The anesthesia does mess with your head for a good many hours afterward. I thought I was pretty much over it and clear-headed just a couple of hours afterward – but in the following several days, I discovered various memory holes and other evidence of how out-of-it I was for the rest of the day.
My brother drove me home after the exam. I told him where my parking place was (I thought), but he parked in the wrong spot. The following day, there was a complaint about parking in somebody else’s spot. I had no idea we were parked in the wrong spot.
There were several other such little odd-ball brain lapses like that, IIRC.
I’d expect that the drugs or combinations of them would make a difference. I was asleep about 2 seconds after they went in and fully alert 5 minutes after waking up. No memories of anything in between obviously, but that was it for me. Clear headed and alert beyond that.
I honestly felt perfectly fine within 20 minutes of waking up. I ripped off a few work e-mails on the way home and responded to texts, etc. When I reviewed everything last night, I noticed numerous errors. Very weird.
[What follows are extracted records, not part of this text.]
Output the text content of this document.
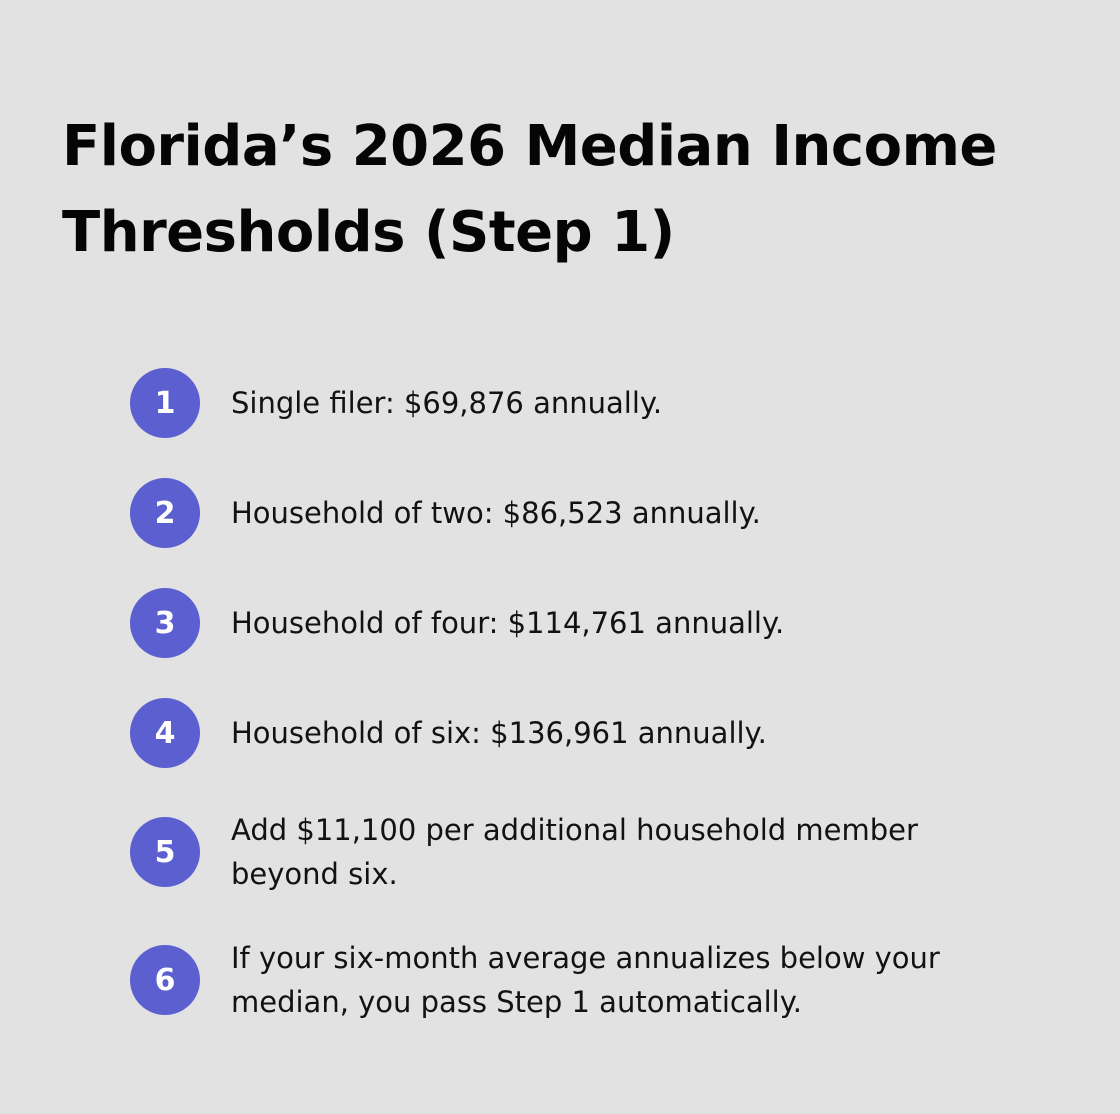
Florida’s 2026 Median Income Thresholds (Step 1)
1	Single filer: $69,876 annually.
2	Household of two: $86,523 annually.
3	Household of four: $114,761 annually.
4	Household of six: $136,961 annually.
5
Add $11,100 per additional household member beyond six.
6
If your six-month average annualizes below your median, you pass Step 1 automatically.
I take a medication that interfered with my sleep quite badly when I started taking it. My GP and Endocrinologist came up with a sleeping pill that wouldn’t interfere with the Pharmakinetics of the primary drug. It let me sleep, but I felt like a zombie ALL THE TIME. Luckily it got me through the worst of it and I figured out how to sleep without it. Propofol was nothing like that for me.
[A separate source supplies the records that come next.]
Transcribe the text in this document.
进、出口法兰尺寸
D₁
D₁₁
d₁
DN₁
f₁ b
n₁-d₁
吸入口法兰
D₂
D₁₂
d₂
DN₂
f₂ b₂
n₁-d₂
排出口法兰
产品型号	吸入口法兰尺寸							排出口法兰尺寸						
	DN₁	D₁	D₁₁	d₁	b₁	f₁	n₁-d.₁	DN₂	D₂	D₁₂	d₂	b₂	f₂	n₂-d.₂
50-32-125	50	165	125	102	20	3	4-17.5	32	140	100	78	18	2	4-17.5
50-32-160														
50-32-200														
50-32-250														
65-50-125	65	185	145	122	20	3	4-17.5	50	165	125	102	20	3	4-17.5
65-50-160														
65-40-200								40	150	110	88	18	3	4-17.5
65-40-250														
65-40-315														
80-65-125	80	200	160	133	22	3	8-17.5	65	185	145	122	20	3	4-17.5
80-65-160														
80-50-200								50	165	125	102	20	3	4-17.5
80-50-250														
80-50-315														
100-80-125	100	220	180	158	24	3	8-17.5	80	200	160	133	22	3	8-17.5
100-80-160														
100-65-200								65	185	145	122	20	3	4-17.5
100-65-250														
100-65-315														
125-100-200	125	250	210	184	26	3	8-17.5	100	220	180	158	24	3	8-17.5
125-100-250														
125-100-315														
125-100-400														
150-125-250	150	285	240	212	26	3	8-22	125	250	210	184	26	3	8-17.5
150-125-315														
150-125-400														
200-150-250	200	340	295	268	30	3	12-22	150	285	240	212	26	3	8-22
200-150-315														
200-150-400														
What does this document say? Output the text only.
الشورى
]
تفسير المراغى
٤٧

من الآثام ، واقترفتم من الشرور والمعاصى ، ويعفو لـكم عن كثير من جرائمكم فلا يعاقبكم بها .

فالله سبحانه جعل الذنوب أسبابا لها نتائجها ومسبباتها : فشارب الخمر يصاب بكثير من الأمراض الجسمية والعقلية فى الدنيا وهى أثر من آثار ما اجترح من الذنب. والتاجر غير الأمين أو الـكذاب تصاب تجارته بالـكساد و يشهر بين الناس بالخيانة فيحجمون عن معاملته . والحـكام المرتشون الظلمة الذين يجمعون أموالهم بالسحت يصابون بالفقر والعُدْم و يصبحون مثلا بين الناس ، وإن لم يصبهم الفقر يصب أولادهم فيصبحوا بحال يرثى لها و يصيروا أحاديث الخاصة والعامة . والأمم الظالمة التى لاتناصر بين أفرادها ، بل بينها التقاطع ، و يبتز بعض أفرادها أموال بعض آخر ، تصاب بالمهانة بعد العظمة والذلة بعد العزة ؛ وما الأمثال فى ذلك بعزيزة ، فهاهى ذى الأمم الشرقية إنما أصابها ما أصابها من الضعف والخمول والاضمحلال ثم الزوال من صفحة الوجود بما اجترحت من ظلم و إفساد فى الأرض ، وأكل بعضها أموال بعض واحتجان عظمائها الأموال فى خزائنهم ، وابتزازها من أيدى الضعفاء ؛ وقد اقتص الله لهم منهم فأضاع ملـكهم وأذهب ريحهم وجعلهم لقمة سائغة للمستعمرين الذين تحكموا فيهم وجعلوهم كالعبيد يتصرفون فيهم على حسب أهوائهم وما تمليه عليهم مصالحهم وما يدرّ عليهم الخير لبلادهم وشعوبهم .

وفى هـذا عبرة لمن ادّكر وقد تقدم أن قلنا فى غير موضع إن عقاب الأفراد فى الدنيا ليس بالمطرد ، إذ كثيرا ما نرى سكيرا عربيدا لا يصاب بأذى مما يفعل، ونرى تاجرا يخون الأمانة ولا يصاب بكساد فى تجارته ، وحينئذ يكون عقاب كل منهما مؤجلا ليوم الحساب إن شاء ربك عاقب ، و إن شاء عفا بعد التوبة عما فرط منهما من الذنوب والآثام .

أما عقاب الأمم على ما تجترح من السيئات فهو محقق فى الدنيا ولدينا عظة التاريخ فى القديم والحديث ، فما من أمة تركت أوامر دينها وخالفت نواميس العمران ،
To put a bow on it, my weight was back to 173.5 lbs. this morning. That didn’t take long. Of course, being a fan of boxing, it’s not surprising to me. Boxers sometimes rehydrate upwards of 10 pounds the day after weigh-in.
The first worst part was, as everyone says, the prep.
Second worst part was avoiding fiber and red dye for multiple days (I went the paranoid route, and probably started avoiding fiber sooner than I needed to).
Third worst part was the “surprise” pregnancy test. No one else has mentioned it, so maybe I’m weird or my doctor’s practice is, but I’m a woman over 45 and under 50, who still has regular menstrual periods, and having answered “yes” to that question, I was handed a cup to pee in.
Having had very little to drink that wasn’t part of the official prep, and nothing in the two plus hours before arriving at the facility, I had my doubts as to whether I had any pee available. But I managed, and then was shown to my bed and signed a bunch of paperwork, and at some point in that, I was told that the pregnancy test was negative. Good, because I would have been rather boggled if it had been otherwise.
I resumed eating normally as soon as I got home from the procedure, and felt normal basically at once, but did refrain from doing anything that would might show lapses in judgement.
The colonoscopy was clear, so I’ve got ten years before I have to worry about it again, which makes me happy.
A word from my good SIL, an RN who has regular colonoscopies because of family history and other indicators. In BC, the most common “cleansing procedure” is, as others have reported above, the Jerry can with the freeze-dried Fresca at the bottom. It is regarded as a “better practice” because many people took the small glass or pills but did not follow the instructions to drink a lot of water after. So they were sent home without the procedure, wasting everyone’s time and money. So it may be a version of Covid behaviour: because some people won’t do the easy things, we all have to do the more burdensome things.
I highly recommend using s straw with that jerry can, so the liquid doesn’t hit your tongue. Or just a tiny bit in the back. Makes a huge difference. I didn’t find it too bad. The great thing was that it was quick. I started after 7PM, and finished before 11PM.